Kubernetes networking can be intricate and challenging, with concepts extending beyond Kubernetes-specific aspects covered in the Container Orchestration chapter.
Four Kubernetes Networking Problems:
Container-to-Container Communications:
Addressed by the Pod concept, as detailed later.
Pod-to-Pod Communications:
Resolved through an overlay network.
Pod-to-Service Communications:
Implemented by kube-proxy and packet filter on the node.
External-to-Service Communications:
Implemented by kube-proxy and packet filter on the node.
Three Key Networking Requirements:
All pods can communicate with each other across nodes.
All nodes can communicate with all pods.
No Network Address Translation (NAT).
Networking Implementation Options in Kubernetes:
Network Vendors:
Project Calico
Weave
Cilium
Automatic IP Address Assignment in Kubernetes:
Every Pod in Kubernetes is assigned its own IP address without manual configuration.

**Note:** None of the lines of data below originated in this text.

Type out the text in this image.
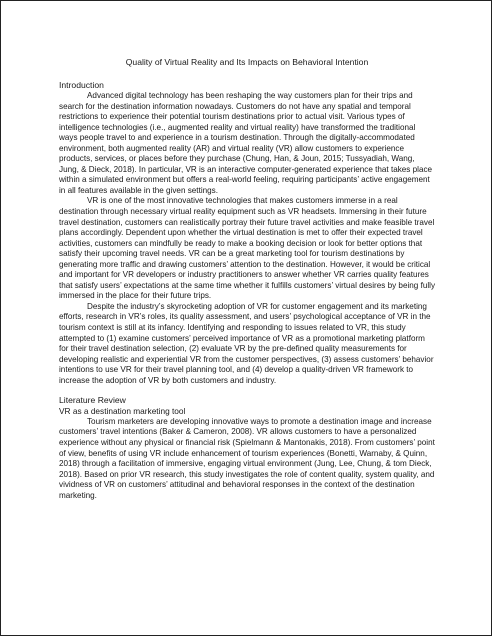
Quality of Virtual Reality and Its Impacts on Behavioral Intention

Introduction

Advanced digital technology has been reshaping the way customers plan for their trips and search for the destination information nowadays. Customers do not have any spatial and temporal restrictions to experience their potential tourism destinations prior to actual visit. Various types of intelligence technologies (i.e., augmented reality and virtual reality) have transformed the traditional ways people travel to and experience in a tourism destination. Through the digitally-accommodated environment, both augmented reality (AR) and virtual reality (VR) allow customers to experience products, services, or places before they purchase (Chung, Han, & Joun, 2015; Tussyadiah, Wang, Jung, & Dieck, 2018). In particular, VR is an interactive computer-generated experience that takes place within a simulated environment but offers a real-world feeling, requiring participants’ active engagement in all features available in the given settings.

VR is one of the most innovative technologies that makes customers immerse in a real destination through necessary virtual reality equipment such as VR headsets. Immersing in their future travel destination, customers can realistically portray their future travel activities and make feasible travel plans accordingly. Dependent upon whether the virtual destination is met to offer their expected travel activities, customers can mindfully be ready to make a booking decision or look for better options that satisfy their upcoming travel needs. VR can be a great marketing tool for tourism destinations by generating more traffic and drawing customers’ attention to the destination. However, it would be critical and important for VR developers or industry practitioners to answer whether VR carries quality features that satisfy users’ expectations at the same time whether it fulfills customers’ virtual desires by being fully immersed in the place for their future trips.

Despite the industry’s skyrocketing adoption of VR for customer engagement and its marketing efforts, research in VR’s roles, its quality assessment, and users’ psychological acceptance of VR in the tourism context is still at its infancy. Identifying and responding to issues related to VR, this study attempted to (1) examine customers’ perceived importance of VR as a promotional marketing platform for their travel destination selection, (2) evaluate VR by the pre-defined quality measurements for developing realistic and experiential VR from the customer perspectives, (3) assess customers’ behavior intentions to use VR for their travel planning tool, and (4) develop a quality-driven VR framework to increase the adoption of VR by both customers and industry.

Literature Review

VR as a destination marketing tool

Tourism marketers are developing innovative ways to promote a destination image and increase customers’ travel intentions (Baker & Cameron, 2008). VR allows customers to have a personalized experience without any physical or financial risk (Spielmann & Mantonakis, 2018). From customers’ point of view, benefits of using VR include enhancement of tourism experiences (Bonetti, Warnaby, & Quinn, 2018) through a facilitation of immersive, engaging virtual environment (Jung, Lee, Chung, & tom Dieck, 2018). Based on prior VR research, this study investigates the role of content quality, system quality, and vividness of VR on customers’ attitudinal and behavioral responses in the context of the destination marketing.
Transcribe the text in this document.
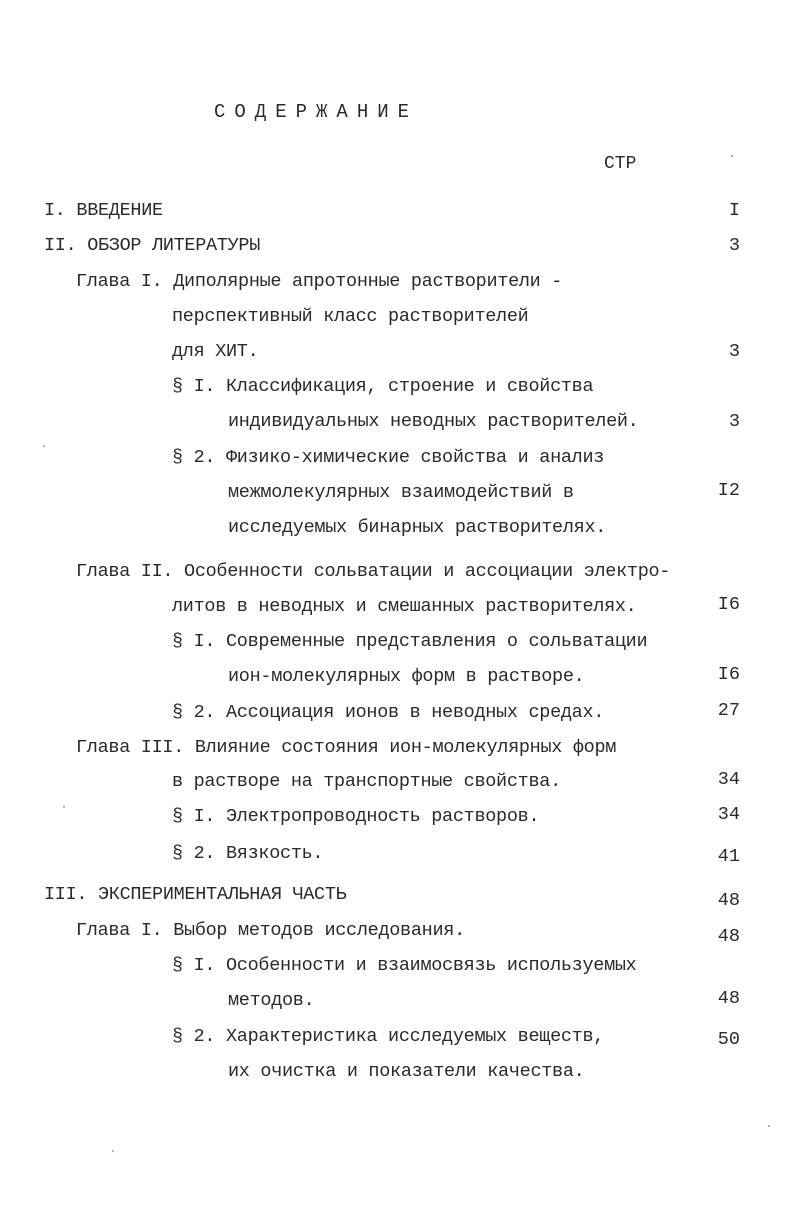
СОДЕРЖАНИЕ
СТР
I. ВВЕДЕНИЕ	I
II. ОБЗОР ЛИТЕРАТУРЫ	3
Глава I. Диполярные апротонные растворители -
перспективный класс растворителей
для ХИТ.	3
§ I. Классификация, строение и свойства
индивидуальных неводных растворителей.	3
§ 2. Физико-химические свойства и анализ
межмолекулярных взаимодействий в	I2
исследуемых бинарных растворителях.
Глава II. Особенности сольватации и ассоциации электро-
литов в неводных и смешанных растворителях.	I6
§ I. Современные представления о сольватации
ион-молекулярных форм в растворе.	I6
§ 2. Ассоциация ионов в неводных средах.	27
Глава III. Влияние состояния ион-молекулярных форм
в растворе на транспортные свойства.	34
§ I. Электропроводность растворов.	34
§ 2. Вязкость.	41
III. ЭКСПЕРИМЕНТАЛЬНАЯ ЧАСТЬ	48
Глава I. Выбор методов исследования.	48
§ I. Особенности и взаимосвязь используемых
методов.	48
§ 2. Характеристика исследуемых веществ,	50
их очистка и показатели качества.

CoreDNS, a DNS server add-on, is commonly included in Kubernetes setups for service discovery and name resolution within the cluster.
Network Policies in Kubernetes:
Control at IP and Port Level:
If control over traffic flow at the IP address or port level is desired.
Implementation:
Network Policies act as cluster-internal firewalls.
Defined for a set of pods or a namespace using a selector to specify allowed traffic.
IP-based Network Policies use IP blocks (CIDR ranges).
Implementation Responsibility:
Network Policies are implemented by the network plugin.
Requires a networking solution supporting NetworkPolicy; creating a NetworkPolicy resource without a compatible controller has no effect.